第10章・第11章から続いて、本章もOJTを扱っています。粗っぽく整理しますと、第10章ではOJTのパラダイム変化に対応した経験学習サイクルに基づく育成行動を扱い、第11章では職場という面での社会化支援の重要性を見てきました。

本章では指導員に求められる個人的要因がテーマとなっています。

ポイントをまず見ていきましょう。指導員に求められる個人的要因をざっと意訳的にまとめると以下の三つです。

(1)高い組織コミットメントを持つ人財であること。
(2)権限委譲に伴う痛みを共有する覚悟を持っていること。
(3)多様な人脈を持っていること。

それぞれ概説していきます。

(1)高い組織コミットメントを持つ人財であること。

本章での調査の結果によれば、後述する(2)(3)という支援行動を行っていたとしても高い組織コミットメントを有する指導員でなければ、新入社員の業務遂行能力の向上には影響を与えないことが明らかとなりました。

個人プレイヤーとして組織の中で高い業務能力を持つ指導員であっても、組織コミットメントが高くない人財であれば、新入社員の業務能力を必ずしも向上できないわけです。

たとえば、新入社員の業務の目的を説明でき、関連する人脈を紹介できる指導員がいたとしましょう。業務能力の高い指導員であっても、なぜその企業で働くのか、どのような意義を感じて業務遂行するのか、といった企業への愛情に関する新入社員からの問いに充分に回答できなければ、指導員による指示やフィードバックは新入社員にささりづらいということなのかもしれません。

(2)権限委譲に伴う痛みを共有する覚悟を持っていること。

指導員としてアサインされる人財は、非管理職でかつ相対的に若いケースが多いでしょう。となると、個人プレイヤーとして優秀であっても、他者にジョブアサインすることによって失敗のリスクをケアすることに慣れていない方も多いはずです。

現代のビジネスであれば、プロジェクトにアサインされることで業務を割り振るという経験を持っていたり、それに近しい経験を有することはあるでしょう。そうした際に、権限委譲に伴う痛みを経験し、痛みを持つ覚悟を持っているかどうかを見極めておくことが、指導員の選抜に活きるようです。

(3)多様な人脈を持っていること。

新入社員の人脈拡大に貢献するためには、指導員自体が多様な人脈を持っていることが必要条件になります。直観的にイメージしやすいですが、少し補足も必要なのではないでしょうか。

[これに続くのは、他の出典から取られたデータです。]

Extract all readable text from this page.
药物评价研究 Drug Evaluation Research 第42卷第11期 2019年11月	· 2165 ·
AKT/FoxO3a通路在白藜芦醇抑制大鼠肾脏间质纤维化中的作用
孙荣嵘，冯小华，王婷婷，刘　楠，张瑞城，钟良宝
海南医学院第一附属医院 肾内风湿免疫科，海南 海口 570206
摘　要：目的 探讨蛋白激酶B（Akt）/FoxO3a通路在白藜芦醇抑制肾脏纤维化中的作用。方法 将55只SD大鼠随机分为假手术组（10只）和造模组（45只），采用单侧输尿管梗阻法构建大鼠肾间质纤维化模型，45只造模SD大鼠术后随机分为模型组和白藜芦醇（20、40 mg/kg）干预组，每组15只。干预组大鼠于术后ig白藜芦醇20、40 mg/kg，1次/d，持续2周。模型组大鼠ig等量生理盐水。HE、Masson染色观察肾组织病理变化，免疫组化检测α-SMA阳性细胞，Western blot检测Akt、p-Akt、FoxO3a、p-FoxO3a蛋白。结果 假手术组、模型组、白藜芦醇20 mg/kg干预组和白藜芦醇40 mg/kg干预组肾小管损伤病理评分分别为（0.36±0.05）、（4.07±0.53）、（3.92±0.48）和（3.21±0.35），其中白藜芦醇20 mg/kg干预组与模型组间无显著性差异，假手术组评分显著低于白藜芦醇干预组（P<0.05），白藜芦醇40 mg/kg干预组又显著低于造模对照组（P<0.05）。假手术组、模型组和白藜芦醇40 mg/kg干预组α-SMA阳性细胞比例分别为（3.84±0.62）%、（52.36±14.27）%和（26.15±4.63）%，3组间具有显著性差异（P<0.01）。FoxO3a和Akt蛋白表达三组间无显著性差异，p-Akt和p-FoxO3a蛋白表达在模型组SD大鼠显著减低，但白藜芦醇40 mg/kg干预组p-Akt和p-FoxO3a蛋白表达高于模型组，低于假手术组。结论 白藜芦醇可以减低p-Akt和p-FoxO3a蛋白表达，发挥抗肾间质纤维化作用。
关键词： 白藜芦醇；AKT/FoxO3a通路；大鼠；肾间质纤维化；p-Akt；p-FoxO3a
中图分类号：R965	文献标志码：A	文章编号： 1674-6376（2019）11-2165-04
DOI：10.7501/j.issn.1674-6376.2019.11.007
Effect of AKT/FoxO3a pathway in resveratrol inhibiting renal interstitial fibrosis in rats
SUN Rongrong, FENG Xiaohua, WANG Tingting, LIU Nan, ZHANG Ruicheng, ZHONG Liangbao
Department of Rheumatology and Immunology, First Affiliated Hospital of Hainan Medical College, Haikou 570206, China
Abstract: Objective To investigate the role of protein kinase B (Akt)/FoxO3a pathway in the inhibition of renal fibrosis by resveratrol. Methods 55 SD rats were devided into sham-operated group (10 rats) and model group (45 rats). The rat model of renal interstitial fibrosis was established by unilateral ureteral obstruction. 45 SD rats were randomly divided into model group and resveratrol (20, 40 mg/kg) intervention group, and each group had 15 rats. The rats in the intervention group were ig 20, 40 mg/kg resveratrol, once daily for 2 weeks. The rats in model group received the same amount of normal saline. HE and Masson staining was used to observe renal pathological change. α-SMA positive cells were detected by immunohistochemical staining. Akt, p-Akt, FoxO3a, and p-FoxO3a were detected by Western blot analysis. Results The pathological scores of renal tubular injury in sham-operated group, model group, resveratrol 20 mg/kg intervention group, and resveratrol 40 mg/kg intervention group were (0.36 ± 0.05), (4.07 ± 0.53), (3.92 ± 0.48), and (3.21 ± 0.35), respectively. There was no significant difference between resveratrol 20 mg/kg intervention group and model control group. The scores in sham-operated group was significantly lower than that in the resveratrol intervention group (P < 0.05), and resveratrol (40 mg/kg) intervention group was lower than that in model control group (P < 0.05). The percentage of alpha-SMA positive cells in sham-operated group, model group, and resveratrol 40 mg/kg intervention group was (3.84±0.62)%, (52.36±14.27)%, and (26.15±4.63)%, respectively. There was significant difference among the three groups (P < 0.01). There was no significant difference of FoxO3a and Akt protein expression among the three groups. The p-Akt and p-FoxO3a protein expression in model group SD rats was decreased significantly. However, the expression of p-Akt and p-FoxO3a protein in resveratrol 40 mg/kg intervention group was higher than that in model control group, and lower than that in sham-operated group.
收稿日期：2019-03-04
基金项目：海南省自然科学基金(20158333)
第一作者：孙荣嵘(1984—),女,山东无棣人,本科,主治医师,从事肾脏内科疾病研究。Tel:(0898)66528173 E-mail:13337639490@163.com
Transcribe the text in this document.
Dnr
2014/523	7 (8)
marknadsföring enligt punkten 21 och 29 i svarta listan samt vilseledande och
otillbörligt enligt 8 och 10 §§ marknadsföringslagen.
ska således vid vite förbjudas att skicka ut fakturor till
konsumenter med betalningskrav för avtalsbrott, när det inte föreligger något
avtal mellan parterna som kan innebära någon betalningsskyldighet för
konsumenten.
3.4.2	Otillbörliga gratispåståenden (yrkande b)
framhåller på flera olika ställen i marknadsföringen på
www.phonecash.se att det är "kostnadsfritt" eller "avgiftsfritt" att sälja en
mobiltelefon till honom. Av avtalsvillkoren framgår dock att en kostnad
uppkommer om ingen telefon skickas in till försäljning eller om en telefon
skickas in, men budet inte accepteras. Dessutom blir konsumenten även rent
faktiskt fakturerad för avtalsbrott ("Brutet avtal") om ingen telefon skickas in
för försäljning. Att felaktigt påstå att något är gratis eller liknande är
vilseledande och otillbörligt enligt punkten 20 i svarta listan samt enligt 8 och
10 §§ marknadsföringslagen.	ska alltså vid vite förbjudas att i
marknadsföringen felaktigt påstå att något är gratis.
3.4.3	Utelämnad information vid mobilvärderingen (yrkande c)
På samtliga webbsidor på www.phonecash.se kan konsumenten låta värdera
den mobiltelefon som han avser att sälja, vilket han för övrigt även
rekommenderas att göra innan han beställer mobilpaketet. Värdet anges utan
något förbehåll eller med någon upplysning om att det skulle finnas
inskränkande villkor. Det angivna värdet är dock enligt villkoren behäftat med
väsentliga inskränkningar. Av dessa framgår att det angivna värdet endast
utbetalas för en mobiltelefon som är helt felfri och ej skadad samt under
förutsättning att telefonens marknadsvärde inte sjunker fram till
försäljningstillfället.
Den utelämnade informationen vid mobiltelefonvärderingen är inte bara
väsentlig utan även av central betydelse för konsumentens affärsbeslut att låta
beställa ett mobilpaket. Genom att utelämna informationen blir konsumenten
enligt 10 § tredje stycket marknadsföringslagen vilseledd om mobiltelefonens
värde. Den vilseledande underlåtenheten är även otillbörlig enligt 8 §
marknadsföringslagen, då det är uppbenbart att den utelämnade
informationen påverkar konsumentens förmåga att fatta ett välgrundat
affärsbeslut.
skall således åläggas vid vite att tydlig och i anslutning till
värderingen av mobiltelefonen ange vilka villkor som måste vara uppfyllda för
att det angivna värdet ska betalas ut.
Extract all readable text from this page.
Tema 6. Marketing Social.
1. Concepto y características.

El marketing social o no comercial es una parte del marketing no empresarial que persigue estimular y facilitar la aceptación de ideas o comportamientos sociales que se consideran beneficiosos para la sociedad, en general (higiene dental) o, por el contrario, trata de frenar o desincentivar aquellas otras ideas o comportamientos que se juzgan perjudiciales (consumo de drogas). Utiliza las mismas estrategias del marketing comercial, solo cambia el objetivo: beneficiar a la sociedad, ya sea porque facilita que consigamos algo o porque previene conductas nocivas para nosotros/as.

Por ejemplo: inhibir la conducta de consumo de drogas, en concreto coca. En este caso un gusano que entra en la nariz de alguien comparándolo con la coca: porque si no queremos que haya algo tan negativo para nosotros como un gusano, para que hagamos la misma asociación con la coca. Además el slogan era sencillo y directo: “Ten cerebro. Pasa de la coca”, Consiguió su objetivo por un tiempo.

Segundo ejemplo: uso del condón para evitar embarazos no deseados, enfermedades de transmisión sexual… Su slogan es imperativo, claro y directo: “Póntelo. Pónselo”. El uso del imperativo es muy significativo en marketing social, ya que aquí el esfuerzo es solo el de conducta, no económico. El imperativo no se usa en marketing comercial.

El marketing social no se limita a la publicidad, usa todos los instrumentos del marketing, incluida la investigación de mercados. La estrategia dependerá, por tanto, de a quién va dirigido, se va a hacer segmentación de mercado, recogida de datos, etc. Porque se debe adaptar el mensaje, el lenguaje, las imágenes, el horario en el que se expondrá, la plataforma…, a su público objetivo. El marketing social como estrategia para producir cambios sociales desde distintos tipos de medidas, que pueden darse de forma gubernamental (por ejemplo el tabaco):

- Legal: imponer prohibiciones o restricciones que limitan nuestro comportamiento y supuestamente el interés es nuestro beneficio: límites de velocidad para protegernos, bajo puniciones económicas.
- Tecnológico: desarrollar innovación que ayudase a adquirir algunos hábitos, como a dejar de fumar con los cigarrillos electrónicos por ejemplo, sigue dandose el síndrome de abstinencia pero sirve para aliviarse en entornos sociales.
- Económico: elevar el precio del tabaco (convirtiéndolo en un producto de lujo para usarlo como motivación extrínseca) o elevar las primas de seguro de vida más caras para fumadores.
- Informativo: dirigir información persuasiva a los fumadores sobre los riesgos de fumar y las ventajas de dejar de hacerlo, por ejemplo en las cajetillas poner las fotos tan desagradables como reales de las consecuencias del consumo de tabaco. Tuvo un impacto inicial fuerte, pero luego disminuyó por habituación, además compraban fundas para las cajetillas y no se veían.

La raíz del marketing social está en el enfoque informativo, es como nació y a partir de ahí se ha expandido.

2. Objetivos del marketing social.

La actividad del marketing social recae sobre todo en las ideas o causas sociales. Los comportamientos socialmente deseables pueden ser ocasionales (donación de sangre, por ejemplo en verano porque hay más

というのも、第11章の内容を思い出してください。面としての職場全体での育成という観点で考えれば、必ずしも指導員本人だけで多様な人脈をカバーする必要はありません。指導員が、自身とは異なる多様な人脈を有する他のメンバーをサポート役としてアサインすることで、新入社員にとって有効な人脈拡大に貢献できるのではないでしょうか。